Nadie se había dado cuenta de que ese sencillo acto, sostenía la armonía entre todos los habitantes.
Cada mañana, al despuntar el sol, las mujeres caminaban media hora con su canasta de ropa al hombro para ir a lavar al río. Mientras ensimismadas, tallaban sobre la piedra, enhebraban también pensamientos y reflexiones; conversaban, se conectaban, aprendían, reían y escuchaban historias. Después de dos horas, no sólo traían ropa limpia de regreso, sino también algo en el corazón que las llenaba de fuerzas para poder darlo durante el resto del día.
Un día esa corriente de recreo, de encuentros y recuperación se secó. La leyenda cuenta que, a partir de ahí, la alegría de la población también se secó. A las mujeres se las veía tristes, irritables y desanimadas; los pleitos, desencuentros y separaciones en toda la población comenzaron. El pueblo nunca volvió a ser el mismo, poco a poco desapareció.

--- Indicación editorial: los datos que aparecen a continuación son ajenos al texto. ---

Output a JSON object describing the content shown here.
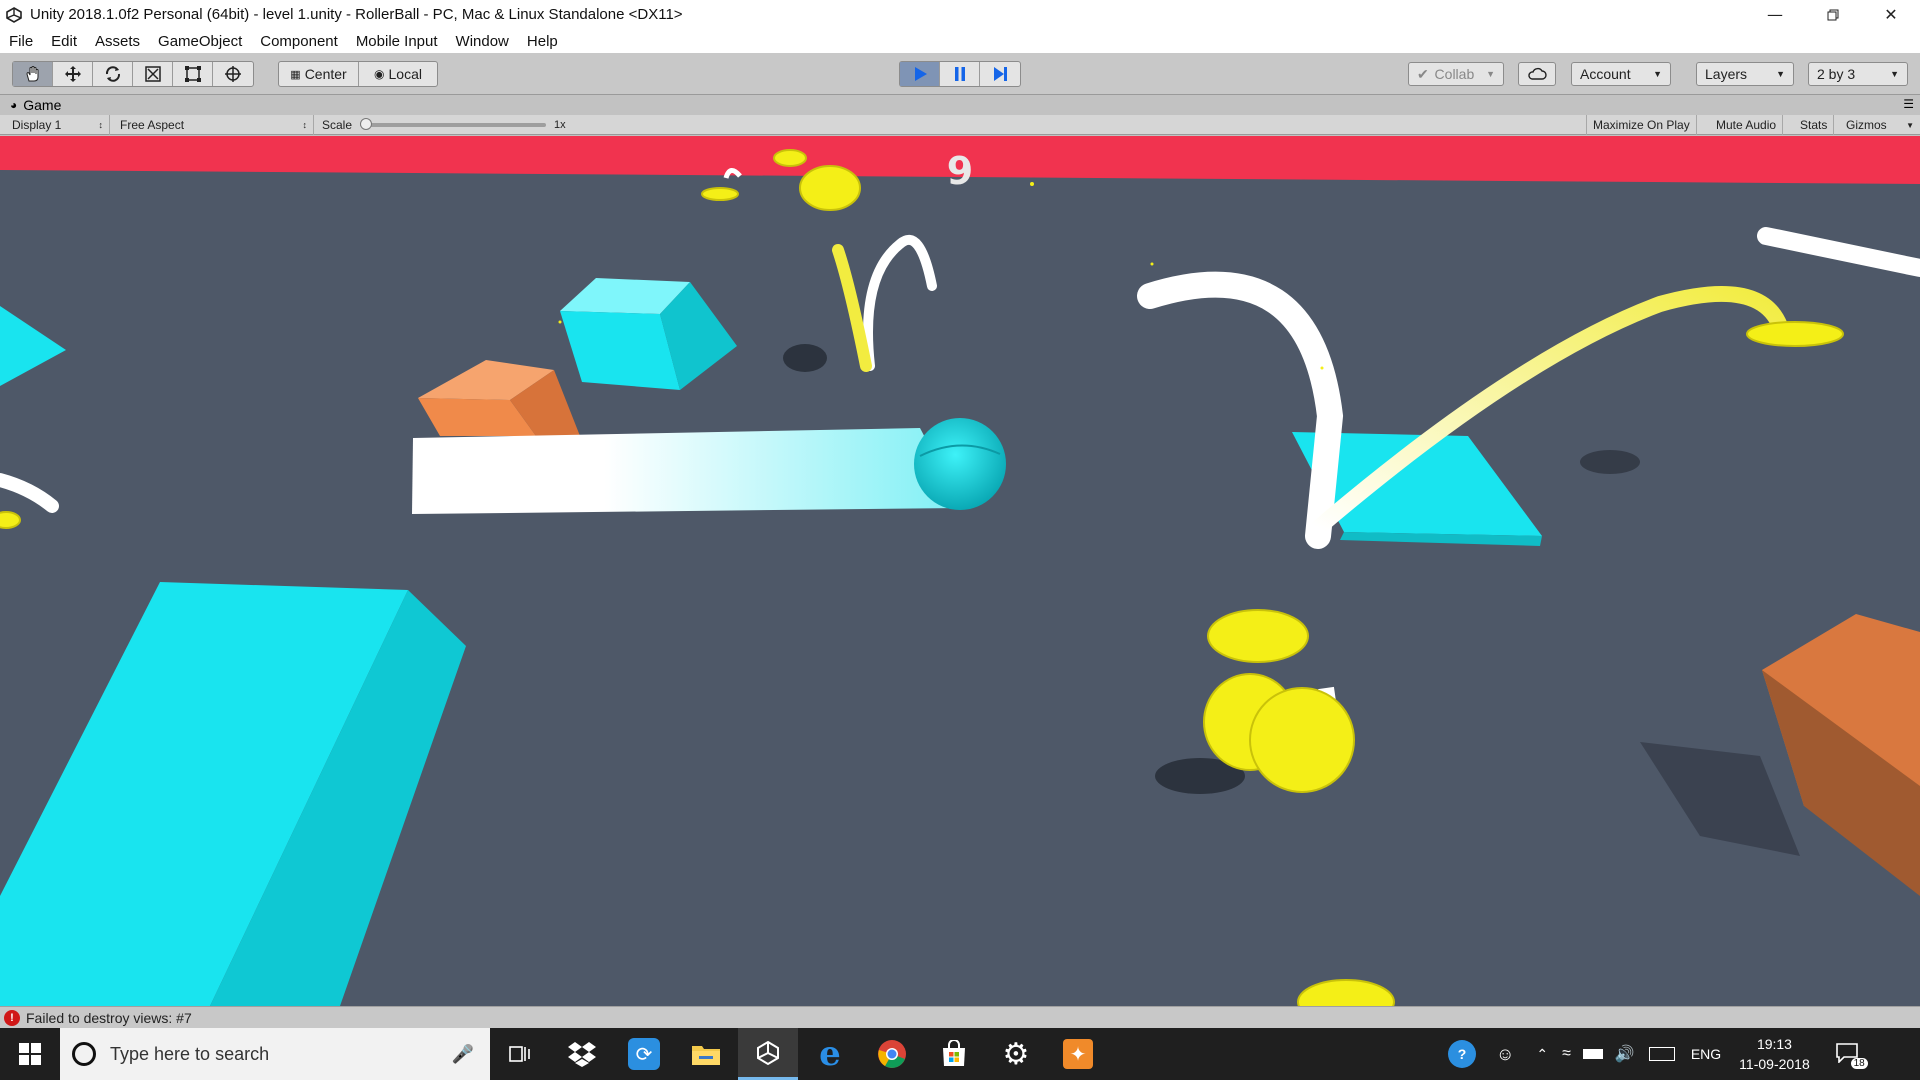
{
  "window": {
    "title": "Unity 2018.1.0f2 Personal (64bit) - level 1.unity - RollerBall - PC, Mac & Linux Standalone <DX11>",
    "minimize_icon": "minimize-icon",
    "restore_icon": "restore-icon",
    "close_icon": "close-icon"
  },
  "menu": [
    "File",
    "Edit",
    "Assets",
    "GameObject",
    "Component",
    "Mobile Input",
    "Window",
    "Help"
  ],
  "toolbar": {
    "tools": [
      "hand-tool-icon",
      "move-tool-icon",
      "rotate-tool-icon",
      "scale-tool-icon",
      "rect-tool-icon",
      "transform-tool-icon"
    ],
    "pivot_label": "Center",
    "space_label": "Local",
    "play_icon": "play-icon",
    "pause_icon": "pause-icon",
    "step_icon": "step-icon",
    "collab_label": "Collab",
    "cloud_icon": "cloud-icon",
    "account_label": "Account",
    "layers_label": "Layers",
    "layout_label": "2 by 3"
  },
  "game_panel": {
    "tab_label": "Game",
    "display": "Display 1",
    "aspect": "Free Aspect",
    "scale_label": "Scale",
    "scale_value": "1x",
    "scale_level": 0,
    "maximize_label": "Maximize On Play",
    "mute_label": "Mute Audio",
    "stats_label": "Stats",
    "gizmos_label": "Gizmos"
  },
  "hud": {
    "score": "9"
  },
  "status": {
    "message": "Failed to destroy views: #7"
  },
  "taskbar": {
    "search_placeholder": "Type here to search",
    "apps": [
      "task-view-icon",
      "dropbox-icon",
      "sync-app-icon",
      "file-explorer-icon",
      "unity-icon",
      "edge-icon",
      "chrome-icon",
      "store-icon",
      "settings-icon",
      "game-app-icon"
    ],
    "language": "ENG",
    "time": "19:13",
    "date": "11-09-2018",
    "notification_count": "18"
  },
  "colors": {
    "hud_bar": "#f1334f",
    "floor": "#4e5868",
    "cyan": "#19e4ef",
    "orange": "#f08a4a",
    "coin": "#f4ef17"
  }
}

Es cierto. Todas las mujeres necesitamos ir al río. A ese lugar donde podamos tener un encuentro con nosotras mismas y recuperar el balance. La piel del alma. Necesitamos recoger los pedazos que a diario tejemos y que las exigencias de la vida se encargan de rasgar. Podemos hacerlo a través de la lectura, la música, el arte, de rezar, de estar con el ser amado, de contemplar la belleza, el campo, el mar, el amanecer o la soledad.
El regreso a casa no cuesta necesariamente dinero. Cuesta tiempo y fuerza de voluntad; poder decir “me voy”, “basta”, “que pare la música”, y decirlo en serio.

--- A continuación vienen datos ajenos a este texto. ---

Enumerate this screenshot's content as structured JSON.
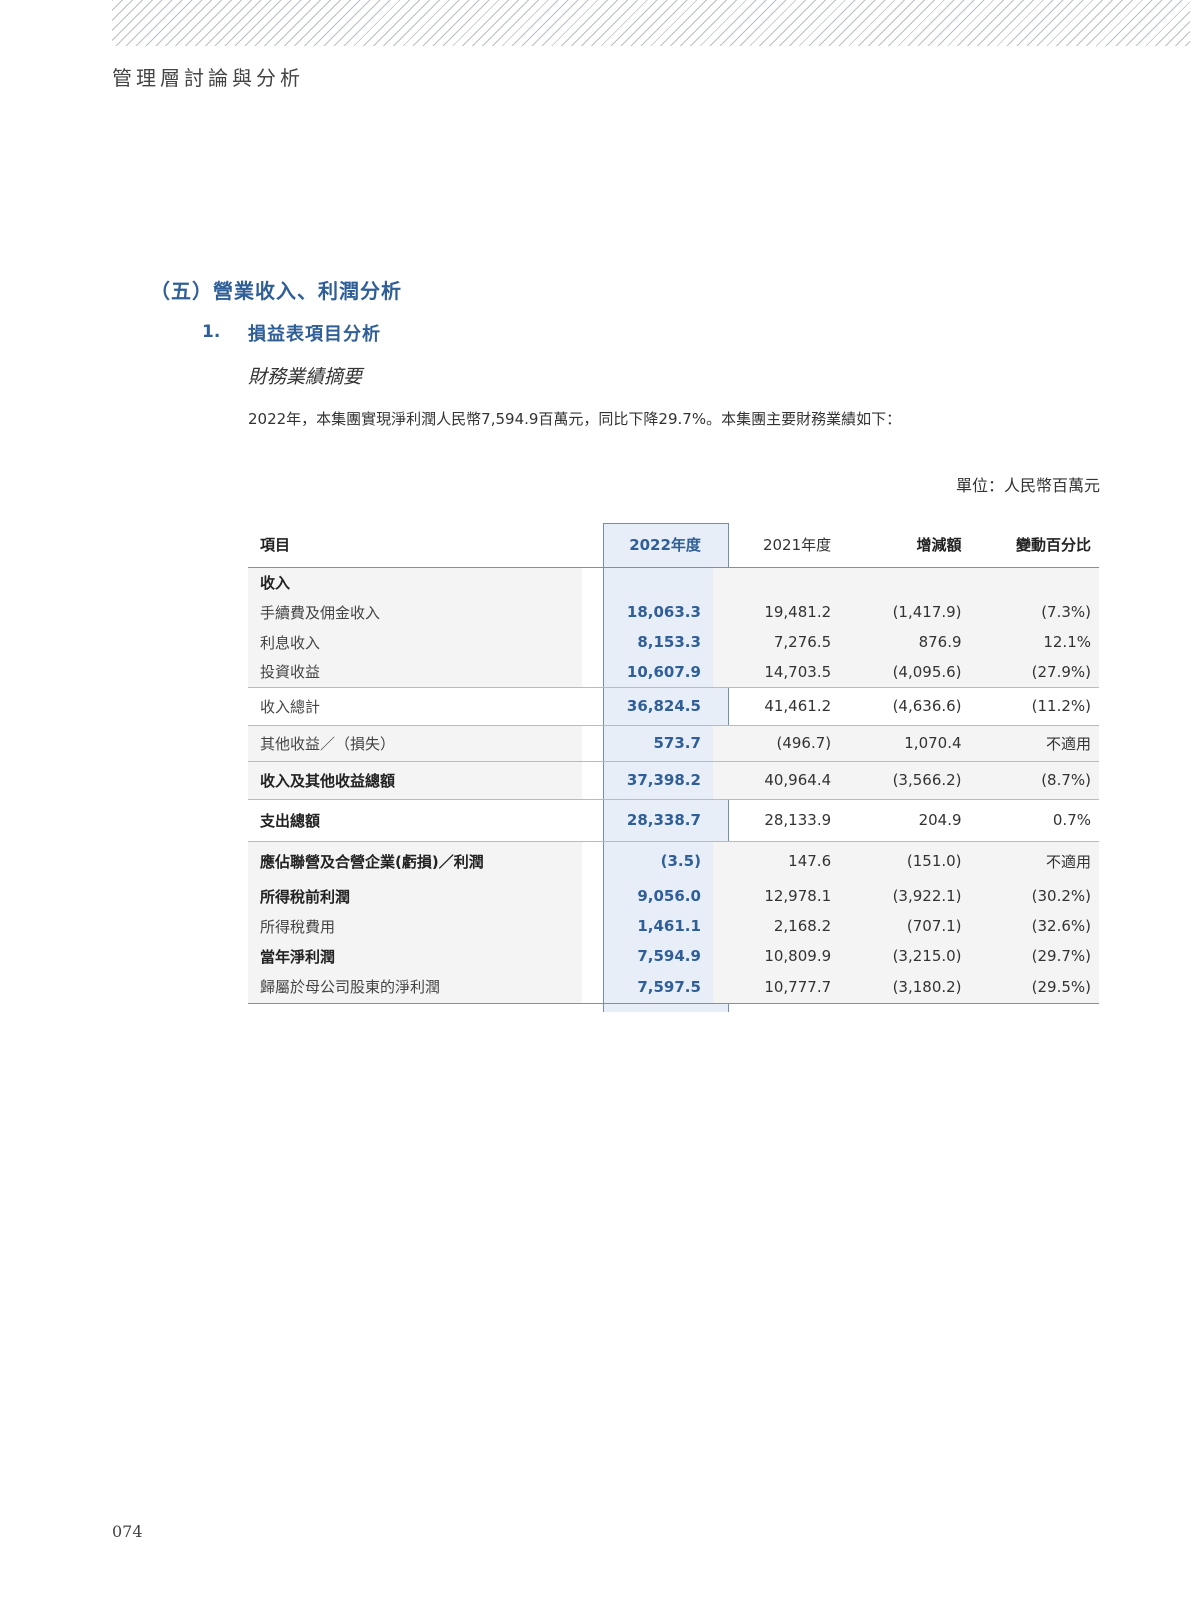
{
  "header": {
    "title": "管理層討論與分析"
  },
  "section": {
    "title": "（五）營業收入、利潤分析",
    "sub_num": "1.",
    "sub_title": "損益表項目分析",
    "italic_title": "財務業績摘要",
    "paragraph": "2022年，本集團實現淨利潤人民幣7,594.9百萬元，同比下降29.7%。本集團主要財務業績如下：",
    "unit": "單位：人民幣百萬元"
  },
  "table": {
    "headers": [
      "項目",
      "2022年度",
      "2021年度",
      "增減額",
      "變動百分比"
    ],
    "rows": [
      {
        "label": "收入",
        "v2022": "",
        "v2021": "",
        "change": "",
        "pct": ""
      },
      {
        "label": "手續費及佣金收入",
        "v2022": "18,063.3",
        "v2021": "19,481.2",
        "change": "(1,417.9)",
        "pct": "(7.3%)"
      },
      {
        "label": "利息收入",
        "v2022": "8,153.3",
        "v2021": "7,276.5",
        "change": "876.9",
        "pct": "12.1%"
      },
      {
        "label": "投資收益",
        "v2022": "10,607.9",
        "v2021": "14,703.5",
        "change": "(4,095.6)",
        "pct": "(27.9%)"
      },
      {
        "label": "收入總計",
        "v2022": "36,824.5",
        "v2021": "41,461.2",
        "change": "(4,636.6)",
        "pct": "(11.2%)"
      },
      {
        "label": "其他收益／（損失）",
        "v2022": "573.7",
        "v2021": "(496.7)",
        "change": "1,070.4",
        "pct": "不適用"
      },
      {
        "label": "收入及其他收益總額",
        "v2022": "37,398.2",
        "v2021": "40,964.4",
        "change": "(3,566.2)",
        "pct": "(8.7%)"
      },
      {
        "label": "支出總額",
        "v2022": "28,338.7",
        "v2021": "28,133.9",
        "change": "204.9",
        "pct": "0.7%"
      },
      {
        "label": "應佔聯營及合營企業(虧損)／利潤",
        "v2022": "(3.5)",
        "v2021": "147.6",
        "change": "(151.0)",
        "pct": "不適用"
      },
      {
        "label": "所得稅前利潤",
        "v2022": "9,056.0",
        "v2021": "12,978.1",
        "change": "(3,922.1)",
        "pct": "(30.2%)"
      },
      {
        "label": "所得稅費用",
        "v2022": "1,461.1",
        "v2021": "2,168.2",
        "change": "(707.1)",
        "pct": "(32.6%)"
      },
      {
        "label": "當年淨利潤",
        "v2022": "7,594.9",
        "v2021": "10,809.9",
        "change": "(3,215.0)",
        "pct": "(29.7%)"
      },
      {
        "label": "歸屬於母公司股東的淨利潤",
        "v2022": "7,597.5",
        "v2021": "10,777.7",
        "change": "(3,180.2)",
        "pct": "(29.5%)"
      }
    ]
  },
  "page_number": "074",
  "colors": {
    "accent": "#2f5f96",
    "highlight": "#e8eef7",
    "row_grey": "#f4f4f4"
  }
}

“Algunas mujeres nunca regresan a casa y viven su vida en la zona zombi”, escribe Clarisa Pinkola, en Mujeres que Corren con los Lobos. “Lo más cruel de su estado exánime es que la mujer actúa, camina, habla, se comporta e incluso hace un montón de cosas, pero ya no percibe los efectos de lo que ha fallado. Si los percibiera, su dolor la llevaría a reparar el daño”.

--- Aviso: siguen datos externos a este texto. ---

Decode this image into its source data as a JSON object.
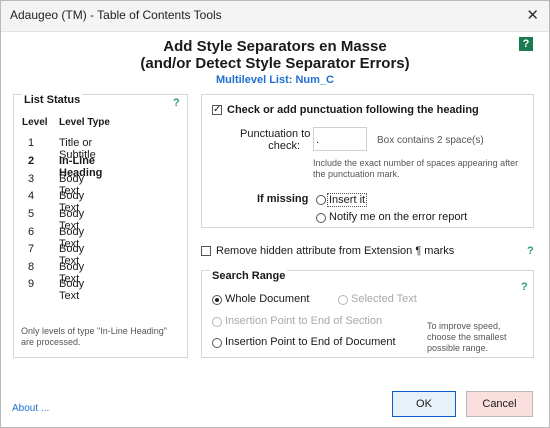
{
  "window": {
    "title": "Adaugeo (TM) - Table of Contents Tools"
  },
  "header": {
    "line1": "Add Style Separators en Masse",
    "line2": "(and/or Detect Style Separator Errors)",
    "multilevel": "Multilevel List:  Num_C",
    "help": "?"
  },
  "list_status": {
    "title": "List Status",
    "help": "?",
    "col_level": "Level",
    "col_type": "Level Type",
    "rows": [
      {
        "level": "1",
        "type": "Title or Subtitle"
      },
      {
        "level": "2",
        "type": "In-Line Heading"
      },
      {
        "level": "3",
        "type": "Body Text"
      },
      {
        "level": "4",
        "type": "Body Text"
      },
      {
        "level": "5",
        "type": "Body Text"
      },
      {
        "level": "6",
        "type": "Body Text"
      },
      {
        "level": "7",
        "type": "Body Text"
      },
      {
        "level": "8",
        "type": "Body Text"
      },
      {
        "level": "9",
        "type": "Body Text"
      }
    ],
    "note": "Only levels of type \"In-Line Heading\" are processed."
  },
  "punct": {
    "check_label": "Check or add punctuation following the heading",
    "checked": true,
    "punct_label_1": "Punctuation to",
    "punct_label_2": "check:",
    "punct_value": ".",
    "box_info": "Box contains 2 space(s)",
    "hint": "Include the exact number of spaces appearing after the punctuation mark.",
    "if_missing": "If missing",
    "opt_insert": "Insert it",
    "opt_notify": "Notify me on the error report"
  },
  "hidden": {
    "label": "Remove hidden attribute from Extension ¶ marks",
    "checked": false,
    "help": "?"
  },
  "search": {
    "title": "Search Range",
    "help": "?",
    "whole": "Whole Document",
    "selected": "Selected Text",
    "ip_section": "Insertion Point to End of Section",
    "ip_doc": "Insertion Point to End of Document",
    "hint": "To improve speed, choose the smallest possible range."
  },
  "footer": {
    "about": "About ...",
    "ok": "OK",
    "cancel": "Cancel"
  }
}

¿Cómo y con cuánta frecuencia tenemos que equilibrar la necesidad de regresar a casa con nuestra vida cotidiana? Es cuestión de valorar el brillo de nuestros ojos y nuestro estado de ánimo.
Planea en tu agenda un espacio sagrado para tu persona. Esto significa quizás encerrarte un rato en tu cuarto y colgar un letrero que diga: “No molestar”. Nada de “Mami, mami, ¿dónde están mis zapatos?” o “Señora, ya no hay leche”.
“Es que no tengo tiempo”, seguro dirás. Piensa en la asombrosa facilidad con que las mujeres sacamos tiempo de donde sea cuando un hijo se enferma, cuando el coche se descompone o le duele una muela. Bueno, pues hay que otorgarle el mismo valor a ese “regreso a casa” y darle prioridad, pues está demostrado que, si una mujer no se va cuando es la hora de irse, la fina grieta de su piel del alma se convierte en un agujero, y éste en un impresionante abismo.
Considera que no importa si te aíslas, ya sea una hora o varios días, alguien se sentirá abandonado. Y, sí. Te extrañarán y reclamarán, pero es preferible irse a casa durante algún tiempo antes que quedarse, deteriorarse y finalmente tener que alejarse a rastras, con el alma hecha andrajos.
Busca cualquier cosa que revitalice tu equilibrio. Cubre con una manta el gong que te llama y exige hacer esto o aquello; y retira la manta una vez que te sientas recuperada y con la piel del alma entera y bien ajustada.
Si tú valoras al máximo esos momentos de regreso a casa, los que te rodean también aprenderán a valorarlos. Se darán cuenta de que tú también, como las mujeres del río, traes algo en el corazón que los armoniza a todos.